When enough corn was husked to fill one of these kettles, I gathered up the ears and dropped them in the boiling water. I watched the corn carefully, and when it was about half cooked, I lifted the ears out with a mountain sheep horn spoon and laid them on a pile of husks.
Figure 11
When all the corn was cooked, I loaded the ears in my basket and bore them out upon the drying stage, where I laid them in rows, side by side, upon the stage floor. There I left them to dry over night.
The work of bringing in the five basketfuls of corn from the field and boiling the ears took all day, until evening.
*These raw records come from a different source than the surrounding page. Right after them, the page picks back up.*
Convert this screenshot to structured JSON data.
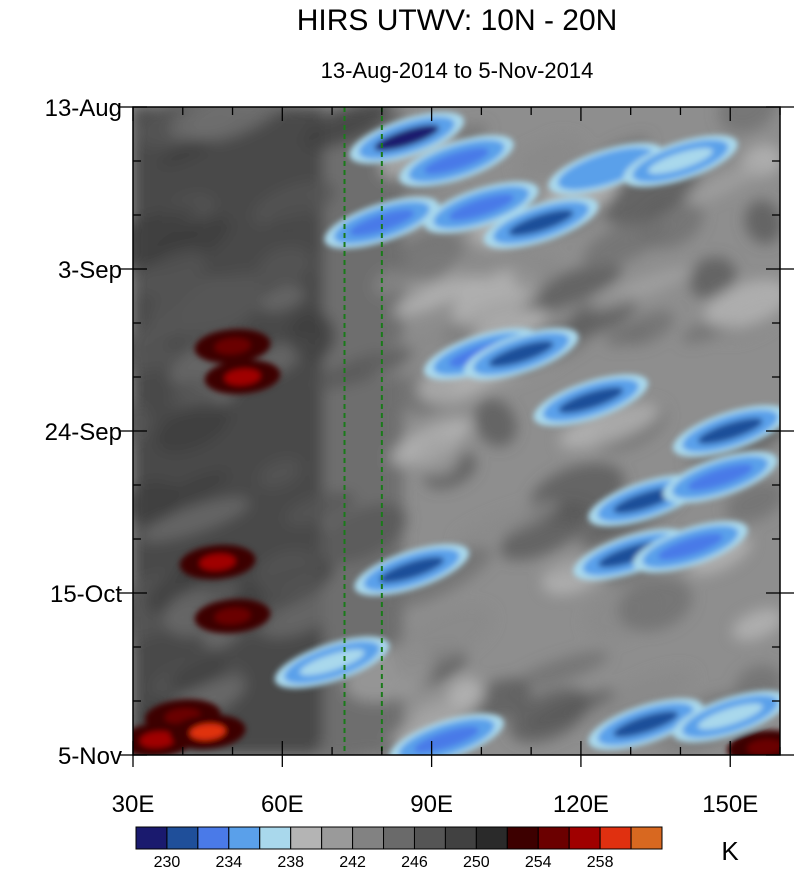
{
  "chart_data": {
    "type": "heatmap",
    "title": "HIRS UTWV: 10N - 20N",
    "subtitle": "13-Aug-2014 to 5-Nov-2014",
    "x_ticks": [
      {
        "value": 30,
        "label": "30E"
      },
      {
        "value": 60,
        "label": "60E"
      },
      {
        "value": 90,
        "label": "90E"
      },
      {
        "value": 120,
        "label": "120E"
      },
      {
        "value": 150,
        "label": "150E"
      }
    ],
    "xlim": [
      30,
      160
    ],
    "y_ticks": [
      {
        "value": "2014-08-13",
        "label": "13-Aug"
      },
      {
        "value": "2014-09-03",
        "label": "3-Sep"
      },
      {
        "value": "2014-09-24",
        "label": "24-Sep"
      },
      {
        "value": "2014-10-15",
        "label": "15-Oct"
      },
      {
        "value": "2014-11-05",
        "label": "5-Nov"
      }
    ],
    "ylim": [
      "2014-08-13",
      "2014-11-05"
    ],
    "reference_lines_lon": [
      72.5,
      80
    ],
    "colorbar": {
      "unit": "K",
      "tick_labels": [
        {
          "value": 230,
          "label": "230"
        },
        {
          "value": 234,
          "label": "234"
        },
        {
          "value": 238,
          "label": "238"
        },
        {
          "value": 242,
          "label": "242"
        },
        {
          "value": 246,
          "label": "246"
        },
        {
          "value": 250,
          "label": "250"
        },
        {
          "value": 254,
          "label": "254"
        },
        {
          "value": 258,
          "label": "258"
        }
      ],
      "colors": [
        "#1a1a6e",
        "#1f4f9a",
        "#4a7ae8",
        "#5aa0ea",
        "#a9d8ec",
        "#b4b4b4",
        "#9a9a9a",
        "#828282",
        "#6a6a6a",
        "#555555",
        "#414141",
        "#2a2a2a",
        "#3d0000",
        "#6b0000",
        "#a00000",
        "#e03010",
        "#d86820"
      ]
    },
    "features": [
      {
        "lon": 85,
        "date": "2014-08-17",
        "value": 229
      },
      {
        "lon": 95,
        "date": "2014-08-20",
        "value": 233
      },
      {
        "lon": 80,
        "date": "2014-08-28",
        "value": 232
      },
      {
        "lon": 100,
        "date": "2014-08-26",
        "value": 233
      },
      {
        "lon": 112,
        "date": "2014-08-28",
        "value": 230
      },
      {
        "lon": 125,
        "date": "2014-08-21",
        "value": 235
      },
      {
        "lon": 140,
        "date": "2014-08-20",
        "value": 236
      },
      {
        "lon": 100,
        "date": "2014-09-14",
        "value": 233
      },
      {
        "lon": 108,
        "date": "2014-09-14",
        "value": 231
      },
      {
        "lon": 122,
        "date": "2014-09-20",
        "value": 231
      },
      {
        "lon": 150,
        "date": "2014-09-24",
        "value": 230
      },
      {
        "lon": 133,
        "date": "2014-10-03",
        "value": 230
      },
      {
        "lon": 148,
        "date": "2014-09-30",
        "value": 232
      },
      {
        "lon": 130,
        "date": "2014-10-10",
        "value": 230
      },
      {
        "lon": 142,
        "date": "2014-10-09",
        "value": 233
      },
      {
        "lon": 86,
        "date": "2014-10-12",
        "value": 230
      },
      {
        "lon": 70,
        "date": "2014-10-24",
        "value": 236
      },
      {
        "lon": 93,
        "date": "2014-11-03",
        "value": 233
      },
      {
        "lon": 133,
        "date": "2014-11-01",
        "value": 231
      },
      {
        "lon": 150,
        "date": "2014-10-31",
        "value": 236
      },
      {
        "lon": 50,
        "date": "2014-09-13",
        "value": 255
      },
      {
        "lon": 52,
        "date": "2014-09-17",
        "value": 256
      },
      {
        "lon": 47,
        "date": "2014-10-11",
        "value": 256
      },
      {
        "lon": 50,
        "date": "2014-10-18",
        "value": 254
      },
      {
        "lon": 40,
        "date": "2014-10-31",
        "value": 255
      },
      {
        "lon": 35,
        "date": "2014-11-03",
        "value": 257
      },
      {
        "lon": 45,
        "date": "2014-11-02",
        "value": 258
      },
      {
        "lon": 157,
        "date": "2014-11-04",
        "value": 254
      }
    ]
  }
}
In the morning the corn was brought into the lodge again. A skin tent cover had been spread on the floor and the half boiled ears were laid on it, in a pile. I now sat on the floor, as an Indian woman sits, with ankles to the right, and with the edge of the tent cover drawn over my knees, I took an ear of the half boiled corn in my left hand, holding it with the greater end toward me. I had a small, pointed stick; and this I ran, point forward, down between two rows of kernels, thus loosening the grains. The right hand row of the two rows of loosened kernels I now shelled off with my right thumb. I then shelled off all the other rows of kernels, one row at a time, working toward the left, and rolling the cob over toward the right as I did so.
There was another way of shelling half boiled corn. As before, I would run a sharpened stick down two rows of kernels, loosening the grains; and I would then shell them off with smart, quick strokes of a mussel shell held in my right hand. We still shell half boiled corn in this way, using large spoons instead of shells. There were very few metal spoons in use in my tribe when I was a girl; mussel shells were used instead for most purposes.
If while I was shelling the corn, a girl or woman came into the lodge to visit, she would sit down and lend a hand while we chatted; thus the shelling was soon done.
The shelling finished, I took an old tent cover and spread it on the floor of the drying stage outside. On this cover I spread the shelled corn to dry, carrying it up on the stage in my basket.